VERLO



Dia de recolher os pedaços que ficaram pelo chão.
Caminhei como vidro, ainda que trincado, por muito tempo.
Agora sou um caco.

Tornei-me tão insuportavelmente bom, translúcido e quebrei
 - de dentro pra fora.
Não sei mais como continuar daqui, 
porque minha função agora só será ferir. 
Estou afiado demais...não por escolha. Efeito natural da colisão!

Do que mesmo eu fui espelho?
A quem mesmo refleti?
Como mostrei a imagem formada?
Não importa, a projeção era invertida desde o começo.
Lia ao contrário e entendia só o que eu queria ver. 
Talvez porque tenha chegado perto demais.

E agora eu só sei me cortar.
Não vejo mais a mim. Não te reconheço. 
O sangue goteja pelos braços e as pernas ainda trêmulas. 
Minha voz sai calma e cansada, vulnerável mas não vítima!

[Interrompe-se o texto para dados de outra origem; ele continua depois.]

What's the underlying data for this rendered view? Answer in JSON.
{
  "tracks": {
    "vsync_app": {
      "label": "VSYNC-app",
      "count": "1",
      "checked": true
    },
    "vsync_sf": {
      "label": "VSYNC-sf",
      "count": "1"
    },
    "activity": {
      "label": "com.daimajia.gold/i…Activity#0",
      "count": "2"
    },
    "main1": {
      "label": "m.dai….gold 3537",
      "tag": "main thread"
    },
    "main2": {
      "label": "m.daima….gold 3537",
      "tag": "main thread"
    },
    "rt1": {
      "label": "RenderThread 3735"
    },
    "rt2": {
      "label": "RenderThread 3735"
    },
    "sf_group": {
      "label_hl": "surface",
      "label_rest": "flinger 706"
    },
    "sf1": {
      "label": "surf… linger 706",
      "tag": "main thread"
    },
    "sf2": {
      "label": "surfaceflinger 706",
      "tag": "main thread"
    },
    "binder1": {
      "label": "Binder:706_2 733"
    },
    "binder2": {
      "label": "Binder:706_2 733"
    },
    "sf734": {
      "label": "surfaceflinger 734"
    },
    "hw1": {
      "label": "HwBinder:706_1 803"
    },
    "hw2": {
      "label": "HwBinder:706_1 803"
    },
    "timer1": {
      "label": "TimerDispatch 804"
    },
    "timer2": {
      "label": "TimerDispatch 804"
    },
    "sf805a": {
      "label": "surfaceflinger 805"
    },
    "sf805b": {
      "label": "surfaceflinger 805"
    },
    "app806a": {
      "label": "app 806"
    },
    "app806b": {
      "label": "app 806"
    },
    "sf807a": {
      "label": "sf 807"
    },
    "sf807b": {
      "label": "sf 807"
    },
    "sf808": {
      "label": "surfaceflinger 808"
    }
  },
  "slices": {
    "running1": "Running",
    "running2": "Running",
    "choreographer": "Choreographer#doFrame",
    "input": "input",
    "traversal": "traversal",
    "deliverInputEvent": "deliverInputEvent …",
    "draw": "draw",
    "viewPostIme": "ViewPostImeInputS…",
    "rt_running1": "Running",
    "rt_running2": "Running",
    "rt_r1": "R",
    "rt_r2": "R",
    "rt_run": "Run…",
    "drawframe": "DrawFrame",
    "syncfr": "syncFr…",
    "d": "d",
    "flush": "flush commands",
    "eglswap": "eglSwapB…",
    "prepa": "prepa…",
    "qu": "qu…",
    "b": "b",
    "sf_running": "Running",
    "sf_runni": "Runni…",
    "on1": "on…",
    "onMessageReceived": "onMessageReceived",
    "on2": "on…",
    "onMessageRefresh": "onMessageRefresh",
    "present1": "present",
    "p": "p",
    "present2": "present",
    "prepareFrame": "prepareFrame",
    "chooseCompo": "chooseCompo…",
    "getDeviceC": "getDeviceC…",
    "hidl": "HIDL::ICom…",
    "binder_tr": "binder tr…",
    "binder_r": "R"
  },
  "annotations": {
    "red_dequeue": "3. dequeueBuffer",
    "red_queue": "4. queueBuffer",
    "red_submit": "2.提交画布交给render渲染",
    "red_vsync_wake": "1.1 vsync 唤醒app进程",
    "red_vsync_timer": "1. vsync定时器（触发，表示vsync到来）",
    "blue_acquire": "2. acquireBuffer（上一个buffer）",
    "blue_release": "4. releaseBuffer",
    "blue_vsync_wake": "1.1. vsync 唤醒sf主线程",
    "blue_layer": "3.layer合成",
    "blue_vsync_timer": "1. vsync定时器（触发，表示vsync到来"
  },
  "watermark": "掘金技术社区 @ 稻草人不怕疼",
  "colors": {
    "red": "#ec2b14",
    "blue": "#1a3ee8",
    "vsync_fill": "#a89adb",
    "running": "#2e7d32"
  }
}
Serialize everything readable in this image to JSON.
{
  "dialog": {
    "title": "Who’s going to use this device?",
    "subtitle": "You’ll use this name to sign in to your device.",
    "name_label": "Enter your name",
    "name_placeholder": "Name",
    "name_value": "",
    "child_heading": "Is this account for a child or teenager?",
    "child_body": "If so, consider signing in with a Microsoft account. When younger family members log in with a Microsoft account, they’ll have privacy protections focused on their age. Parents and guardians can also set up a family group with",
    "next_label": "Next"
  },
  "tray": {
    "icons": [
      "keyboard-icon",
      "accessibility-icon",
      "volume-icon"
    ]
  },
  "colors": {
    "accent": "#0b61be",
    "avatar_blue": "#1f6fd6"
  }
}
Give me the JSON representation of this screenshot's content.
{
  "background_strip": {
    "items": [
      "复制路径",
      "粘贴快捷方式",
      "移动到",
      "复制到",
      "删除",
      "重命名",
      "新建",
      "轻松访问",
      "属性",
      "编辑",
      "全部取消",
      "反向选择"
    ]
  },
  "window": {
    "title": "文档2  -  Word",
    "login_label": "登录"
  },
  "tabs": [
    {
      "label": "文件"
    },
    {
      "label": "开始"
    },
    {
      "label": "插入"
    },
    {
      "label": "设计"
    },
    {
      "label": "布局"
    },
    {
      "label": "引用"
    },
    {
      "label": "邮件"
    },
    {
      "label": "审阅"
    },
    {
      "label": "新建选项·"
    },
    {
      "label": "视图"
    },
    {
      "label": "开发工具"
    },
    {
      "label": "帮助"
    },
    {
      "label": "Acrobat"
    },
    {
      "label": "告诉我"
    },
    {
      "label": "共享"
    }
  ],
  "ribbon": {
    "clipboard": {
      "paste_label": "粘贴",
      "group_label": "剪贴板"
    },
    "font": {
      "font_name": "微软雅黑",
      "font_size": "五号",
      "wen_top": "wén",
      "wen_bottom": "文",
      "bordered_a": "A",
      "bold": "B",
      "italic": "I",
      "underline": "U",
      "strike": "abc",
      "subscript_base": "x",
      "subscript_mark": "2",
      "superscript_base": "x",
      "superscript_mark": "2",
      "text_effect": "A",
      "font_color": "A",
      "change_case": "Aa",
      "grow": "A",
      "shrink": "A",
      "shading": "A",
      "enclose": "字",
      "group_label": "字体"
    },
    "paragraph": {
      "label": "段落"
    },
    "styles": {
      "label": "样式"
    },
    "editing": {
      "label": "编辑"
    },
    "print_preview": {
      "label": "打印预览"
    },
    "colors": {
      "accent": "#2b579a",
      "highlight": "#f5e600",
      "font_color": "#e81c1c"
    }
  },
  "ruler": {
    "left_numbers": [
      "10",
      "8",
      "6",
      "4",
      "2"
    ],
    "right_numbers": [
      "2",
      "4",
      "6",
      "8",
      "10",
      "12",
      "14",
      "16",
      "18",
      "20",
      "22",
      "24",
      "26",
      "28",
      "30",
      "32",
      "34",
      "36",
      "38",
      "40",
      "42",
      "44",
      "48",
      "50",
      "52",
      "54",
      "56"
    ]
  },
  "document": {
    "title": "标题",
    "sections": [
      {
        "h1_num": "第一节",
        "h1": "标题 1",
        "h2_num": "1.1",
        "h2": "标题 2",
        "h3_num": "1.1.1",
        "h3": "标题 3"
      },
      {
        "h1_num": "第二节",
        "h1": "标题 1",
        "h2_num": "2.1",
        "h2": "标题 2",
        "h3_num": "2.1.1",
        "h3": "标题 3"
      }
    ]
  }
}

Materiais frágeis não ficam ilesos às mudanças
e eu não transportei com o cuidado suficiente.

Tem bagunças que se arrumam sozinhas, outras só se você limpar.
A verdade é que não se arrumam sozinhas não; outra reflexão desfeita.

É politicamente correto reciclar? Não me importo.
Prefiro ser um vitral bem bonito.
Porque quando bate luz,
as formas  dele se revelam
mesmo que ainda sejam cacos!

Só aprecia a verdadeira beleza quem a vê por detrás.
Só entende a totalidade quem tem coragem de ver do avesso.

Dia de estancar tudo e procurar pelas peças no caminho.
Juntá-las me torna bom. Comigo.
Deixo de ser invisível aos meus próprios olhos.